What do you like to do when you’re not writing? My other primary hobby is music. I am a classical pianist. I’ve studied for 42 years.
Do you have any suggestions to help someone become a better writer? If so, what are they? Get out of your own way. Honestly, don’t dwell on your errors. Just start writing, and keep writing until you’ve made it a good distance into your book. Only then, look back and make corrections. A lot of people dwell on making their first pages perfect, but the reality is, you won’t learn how to do that until you’ve practiced more. Write… practice… develop those skills. Then go back and fix your earlier writing.
Do you like to create books for adults? Yes
What is the most unethical practice in the publishing industry? Vanity presses. The lines are so damned blurred these days, with most small presses either being some form of hybrid, or something tradition with little to no editing or marketing. I can accept a true hybrid, where pricing is honest and upfront, or a low amenities small press that clearly sets an expectation that the author is performing most of their own marketing.
What I struggle with a the predatory outfits that use false claims to trap their authors into punitive hybrid arrangements that ultimately lead to authors paying a grossly inflated premium to publish the work the spent countless hours producing.
Does writing energize or exhaust you? Both, and I mean that in a good way. Sometimes, when you finish a scene where the emotions all come together and leap of the page, the fact that it exhausts you energizes you, and vice versa.
Do you try more to be original or to deliver to readers what they want? I think one CAN make a career delivering writers exactly what they want, but it’s not anything that I want to do. The Harlequin Romance genre, for instance, has hundreds of rules with respect to when characters are introduced and how they have to look, and this and that.
I have a day job… I don’t want another.
I write what I want to write. If that finds an audience, great! If it doesn’t, well, not so great, but I’m okay with that.
Do you want each book to stand on its own, or are you building a body of work with connections between each book? I am writing a serial series. Each book very much leads into the next.
If you could tell your younger writing self anything, what would it be? Go back and rewrite the first three chapters of your book before sending it to agents! Like many authors, the first three chapters of my first novel were literally my first three chapters as a professional author. What I didn’t understand at the time, was that literary agents weren’t ever going to read past those first three chapters. Had I understood that, I definitely would have rewritten them. You learn a lot when writing a book. I should have taken the time to demonstrate what I learned prior to sending my writing on for agents to review.
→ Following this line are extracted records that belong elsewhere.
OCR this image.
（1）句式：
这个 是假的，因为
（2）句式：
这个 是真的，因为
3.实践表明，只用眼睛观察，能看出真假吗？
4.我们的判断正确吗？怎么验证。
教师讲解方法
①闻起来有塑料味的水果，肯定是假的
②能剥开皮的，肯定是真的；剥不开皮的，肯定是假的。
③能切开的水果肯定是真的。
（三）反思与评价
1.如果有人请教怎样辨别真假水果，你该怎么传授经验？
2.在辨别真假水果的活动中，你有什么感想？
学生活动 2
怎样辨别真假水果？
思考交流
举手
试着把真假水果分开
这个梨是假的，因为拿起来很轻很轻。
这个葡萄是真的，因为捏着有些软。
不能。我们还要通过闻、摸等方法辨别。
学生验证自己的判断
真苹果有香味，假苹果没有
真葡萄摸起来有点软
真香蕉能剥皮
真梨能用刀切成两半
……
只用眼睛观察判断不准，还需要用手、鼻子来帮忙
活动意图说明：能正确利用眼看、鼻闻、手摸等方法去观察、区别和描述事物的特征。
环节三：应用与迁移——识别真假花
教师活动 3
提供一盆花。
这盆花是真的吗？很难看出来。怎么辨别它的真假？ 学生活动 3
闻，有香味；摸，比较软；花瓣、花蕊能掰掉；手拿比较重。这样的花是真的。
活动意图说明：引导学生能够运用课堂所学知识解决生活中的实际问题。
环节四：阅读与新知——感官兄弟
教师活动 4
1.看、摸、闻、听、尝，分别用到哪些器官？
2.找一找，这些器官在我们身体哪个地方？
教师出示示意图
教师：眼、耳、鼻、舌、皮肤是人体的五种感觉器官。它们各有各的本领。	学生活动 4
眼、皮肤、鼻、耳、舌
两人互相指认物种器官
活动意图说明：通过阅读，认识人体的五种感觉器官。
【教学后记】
How did publishing your first book change your process of writing? It sped it up considerably. If nothing else, having the first book in a series out there gave me a deadline, but it was more than that. Once you understand how to organize your chapters, your plotting, and so on and so forth, it becomes much easier to map out a book.
What’s the best way to market your books? I’m working on figuring that out. Initially, I wanted to get a baselines level ofAmazon ratings and reviews, based on the mythical belief that at a certain level magical things would happen. Spoiler… nothing happened.
Now, I’m expanding through more podcasts, websites, and blogs… we’ll see where that takes me. At the end of the day, I think the best way to promote a book is to write another book.
What do you have coming next? Book 4 in my Rebirth of the Fallen series, The Crumbling City, releases on 12-29-2022. Book five in the series, The Sundered City releases in August of 2023.